Photo of 1880’s George Corrie homestead corner of Bloomingdale and Lenoir Avenues, later in 1920 Dr. Henry G. Fischer home, photo of house in 1955

25_image01Each summer for the past 30 years or more, the rose gardens of Dr. and Mrs. Henry G. Fischer have been among Wayne’s summertime beauty spots. Started in 1920, when the Fischers bought the house on Bloomingdale and Lenoir avenues from the Mather family, their roses were one of Dr. Fischer’s hobbies. Since his death two years ago, Mrs. Fischer has maintained the gardens as a living memorial to her husband, who loved beauty and color in all things.

Mrs. Fischer’s neighbors and friends in the community know that they are always welcome to visit the gardens. This year the roses blossomed earlier than usual, so it was on the last Saturday in May that the writer received an urgent call from Mrs. Fischer to stop by while the roses were at the height of their bloom.

Because there were few other guests on this busy Saturday afternoon, the two of us had an hour or so of leisurely walking around the grounds, surrounding the house, carefully landscaped by Dr. Fischer more than 30 years ago. After that there was still time left for an inspection of the downstairs of the 75-year-old home, so large that it is only this first floor that the Fischers retained for themselves after they remodelled the structure ten years ago.

At the request of the writer for any interesting pictures or documents, Mrs. Fischer had on hand a deed executed in 1881 “between George W. Childs of the City of Philadelphia, Publisher, and Emma Bouvier, his wife, of the first part, and Harry E. Corrie, of the Township of Radnor in the County of Delaware, in the state of Pennsylvania, Book-keeper of the second part.” The pictures included three fairly recent ones, among them one of the Fischer house after a snow storm, as shown in today’s column. The other two are of the garden and of the brick wall with its fountain, which will be shown in a later column.

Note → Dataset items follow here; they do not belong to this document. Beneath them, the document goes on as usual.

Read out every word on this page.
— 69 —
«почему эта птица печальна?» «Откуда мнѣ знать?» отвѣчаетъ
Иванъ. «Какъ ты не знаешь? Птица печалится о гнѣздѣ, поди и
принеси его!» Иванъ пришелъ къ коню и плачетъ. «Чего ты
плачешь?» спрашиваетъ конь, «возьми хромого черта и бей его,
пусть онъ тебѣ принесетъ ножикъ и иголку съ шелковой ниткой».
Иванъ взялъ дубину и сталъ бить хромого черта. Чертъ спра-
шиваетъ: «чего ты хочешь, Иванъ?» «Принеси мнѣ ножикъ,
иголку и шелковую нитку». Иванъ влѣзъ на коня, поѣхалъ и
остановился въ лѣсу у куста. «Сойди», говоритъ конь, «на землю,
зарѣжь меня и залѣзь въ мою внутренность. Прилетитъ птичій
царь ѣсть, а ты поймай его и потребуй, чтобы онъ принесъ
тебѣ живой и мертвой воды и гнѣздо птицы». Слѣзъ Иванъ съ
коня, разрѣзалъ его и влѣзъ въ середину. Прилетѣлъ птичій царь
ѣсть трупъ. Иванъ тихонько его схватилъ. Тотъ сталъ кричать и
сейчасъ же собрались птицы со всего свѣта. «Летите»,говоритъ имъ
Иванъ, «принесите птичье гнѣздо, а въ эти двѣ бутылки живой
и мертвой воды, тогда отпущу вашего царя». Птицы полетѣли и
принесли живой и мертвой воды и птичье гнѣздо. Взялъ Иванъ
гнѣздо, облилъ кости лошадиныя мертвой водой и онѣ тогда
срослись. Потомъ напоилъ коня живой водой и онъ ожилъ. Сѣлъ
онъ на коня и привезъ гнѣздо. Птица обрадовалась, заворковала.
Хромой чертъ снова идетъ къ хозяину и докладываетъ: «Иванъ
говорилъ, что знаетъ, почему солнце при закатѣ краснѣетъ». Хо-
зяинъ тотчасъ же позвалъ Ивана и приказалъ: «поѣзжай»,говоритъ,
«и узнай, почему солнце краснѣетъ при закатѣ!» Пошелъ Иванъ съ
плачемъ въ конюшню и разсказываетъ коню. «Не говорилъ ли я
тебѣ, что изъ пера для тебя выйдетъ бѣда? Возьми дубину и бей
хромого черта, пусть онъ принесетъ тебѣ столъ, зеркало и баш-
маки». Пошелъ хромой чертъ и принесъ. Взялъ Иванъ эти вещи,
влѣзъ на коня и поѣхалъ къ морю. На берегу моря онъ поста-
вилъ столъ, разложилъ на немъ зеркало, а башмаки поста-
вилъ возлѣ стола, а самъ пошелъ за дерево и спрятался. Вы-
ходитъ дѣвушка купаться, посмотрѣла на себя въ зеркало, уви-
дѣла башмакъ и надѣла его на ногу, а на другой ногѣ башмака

25_image02As the writer walked from Bloomingdale avenue that Saturday afternoon, she remembered that Mr. and Mrs. George Corrie had been the grandparents of Mrs. Malcolm G. Sausser and her two sisters, Mrs. Frederick H. Jiggens and Mrs. William Scott, all of whom still live in Wayne. They are the daughters of the late Mr. and Mrs. William D. Hughs, who lived in the old Cleaver house, located on the site of the present Caley Nursing Manor. So it was to Mrs. Sausser, who has been of help to this column in the past, that we turned for a picture of the Fischer house as it originally looked.

Although the old picture at the top of the column is faded with time, it shows the front of the house as it was before additions had been made at the back, and to the south and north. The harmony of the architecture was maintained, after the additions, by retaining the mansard roof line, popular when the house was built.

Mrs. Sausser has identified the people sitting in front of the Corrie house as her grandfather and grandmother (both seated) with a cousin, Mrs. Kate Oakford Brooks, standing. The small girl seated on the ground is another cousin.